You’ll stand there looking and looking as though you’re starving for this very thing: these daisies and wild asters, this tangle of grass, these swallows swooping low. And maybe you will realize that you have become homesick for this very thing: for summer, the way summer is, and for you in it.
And though there are things that you must do: screens to sit in front of, dishes to be washed; you’ll pull on a swimsuit instead, take a dark blue towel and walk barefoot down the gravel drive, along the dusty road and up the hill. There will be a fence, but the gate will be open and you’ll slip through onto the neighbor’s land and then down toward the small spring fed pond.
The path will be newly cut. The grass will cling between your toes. The quiet will be full of sound: sheep, frogs, the trilling of evening birds, the hum of mosquitoes.
As you walk you might hear a screen door slam. Lights will glow yellow in the windows of houses, and when you arrive at the pond the water will be black.
You will slip in, hands parting the water.
Maybe you will float on your back and watch the way the inverted world becomes a bowl. You’ll exhale in a way you’ve forgotten, with your whole lungs until your body begins to sink and then you’ll take another deep deep breath.
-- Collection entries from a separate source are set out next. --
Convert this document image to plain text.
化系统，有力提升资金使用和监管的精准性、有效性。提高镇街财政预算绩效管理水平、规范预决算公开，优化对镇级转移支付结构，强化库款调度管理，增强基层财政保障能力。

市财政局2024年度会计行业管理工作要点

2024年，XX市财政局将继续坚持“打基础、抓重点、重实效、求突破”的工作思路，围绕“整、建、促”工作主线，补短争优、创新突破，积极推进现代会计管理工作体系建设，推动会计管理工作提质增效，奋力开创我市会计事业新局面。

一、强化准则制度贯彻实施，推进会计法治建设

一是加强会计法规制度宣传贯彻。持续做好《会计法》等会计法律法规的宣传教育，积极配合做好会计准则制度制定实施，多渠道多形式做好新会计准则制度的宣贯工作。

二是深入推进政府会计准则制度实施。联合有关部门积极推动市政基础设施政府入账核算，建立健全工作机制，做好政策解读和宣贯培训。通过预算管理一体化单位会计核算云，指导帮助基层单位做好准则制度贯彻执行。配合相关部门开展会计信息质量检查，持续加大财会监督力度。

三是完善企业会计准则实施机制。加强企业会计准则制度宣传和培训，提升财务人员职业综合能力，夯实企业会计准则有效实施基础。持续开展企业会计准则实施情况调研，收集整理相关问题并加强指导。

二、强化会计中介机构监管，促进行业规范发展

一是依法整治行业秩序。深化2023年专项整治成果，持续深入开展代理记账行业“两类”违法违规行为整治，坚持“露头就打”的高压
Maybe you will move as silently as you can from bank to bank, your eyes just above the surface, the sky rippling as you move through it.
Maybe you will float until your body finds its balance. Until you can lie perfectly still, suspended, your back a beautiful curve, arms above your head, feet falling down to where the water’s colder.
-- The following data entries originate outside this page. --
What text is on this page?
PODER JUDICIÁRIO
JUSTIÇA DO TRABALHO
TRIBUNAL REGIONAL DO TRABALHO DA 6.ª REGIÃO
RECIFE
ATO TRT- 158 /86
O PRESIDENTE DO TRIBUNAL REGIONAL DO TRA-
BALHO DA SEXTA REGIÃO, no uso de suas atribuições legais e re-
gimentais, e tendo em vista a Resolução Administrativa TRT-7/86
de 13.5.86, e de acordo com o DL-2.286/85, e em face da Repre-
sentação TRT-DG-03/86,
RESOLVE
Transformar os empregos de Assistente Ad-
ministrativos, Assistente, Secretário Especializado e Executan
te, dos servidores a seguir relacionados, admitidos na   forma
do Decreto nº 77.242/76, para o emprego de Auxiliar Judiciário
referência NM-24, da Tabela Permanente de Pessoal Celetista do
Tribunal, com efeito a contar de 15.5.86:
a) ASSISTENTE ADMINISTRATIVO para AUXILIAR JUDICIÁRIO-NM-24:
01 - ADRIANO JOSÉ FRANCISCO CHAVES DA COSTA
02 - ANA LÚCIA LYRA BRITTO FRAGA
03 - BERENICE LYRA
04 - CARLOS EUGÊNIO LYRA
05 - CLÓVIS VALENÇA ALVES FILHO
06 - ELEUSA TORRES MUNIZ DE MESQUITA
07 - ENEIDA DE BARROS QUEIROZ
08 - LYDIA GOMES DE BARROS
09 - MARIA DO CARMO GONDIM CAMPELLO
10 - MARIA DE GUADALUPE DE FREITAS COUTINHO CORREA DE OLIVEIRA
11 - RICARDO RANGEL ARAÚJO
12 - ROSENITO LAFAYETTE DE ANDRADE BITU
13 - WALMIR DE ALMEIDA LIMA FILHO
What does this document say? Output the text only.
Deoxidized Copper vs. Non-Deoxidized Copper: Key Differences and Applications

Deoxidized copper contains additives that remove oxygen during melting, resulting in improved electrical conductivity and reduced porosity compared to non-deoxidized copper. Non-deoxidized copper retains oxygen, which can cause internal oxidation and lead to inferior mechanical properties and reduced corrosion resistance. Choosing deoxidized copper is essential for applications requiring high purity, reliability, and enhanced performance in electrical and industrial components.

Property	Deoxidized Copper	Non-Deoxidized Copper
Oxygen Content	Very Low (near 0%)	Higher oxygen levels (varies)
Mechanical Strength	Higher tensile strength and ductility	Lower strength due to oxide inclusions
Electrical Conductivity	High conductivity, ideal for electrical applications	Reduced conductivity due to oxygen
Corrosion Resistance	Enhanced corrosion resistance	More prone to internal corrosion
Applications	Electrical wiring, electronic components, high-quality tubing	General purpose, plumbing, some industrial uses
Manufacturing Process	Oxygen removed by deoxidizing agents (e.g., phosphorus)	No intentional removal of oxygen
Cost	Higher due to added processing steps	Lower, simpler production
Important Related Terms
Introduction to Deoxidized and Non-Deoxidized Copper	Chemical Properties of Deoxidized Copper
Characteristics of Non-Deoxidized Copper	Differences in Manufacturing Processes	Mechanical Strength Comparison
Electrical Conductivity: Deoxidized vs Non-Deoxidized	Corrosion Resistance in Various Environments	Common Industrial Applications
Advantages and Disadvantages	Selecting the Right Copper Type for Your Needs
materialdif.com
Above you the sky will turn to rose and then violet. Bats will cross the heavens. Frogs will call in a sing song back and forth across the pond. And finally without really meaning to, your eyes will find the first star of the evening, right there above you.
Eventually, you’ll climb out, pond water falling from your thighs and hair like tiny gems. The air will still be warm, but your skin will be cool and damp as you walk up the path. Maybe you will be inclined to run, like a child again. Maybe you'll laugh, as your feet twirl, your arms spread wide, your hear lifting off the nape of your neck like dark ribbons.
Maybe fireflies will mark path back home at the edges of the road. Maybe the air will be sweet with the fragrance of honeysuckle as you come up the drive.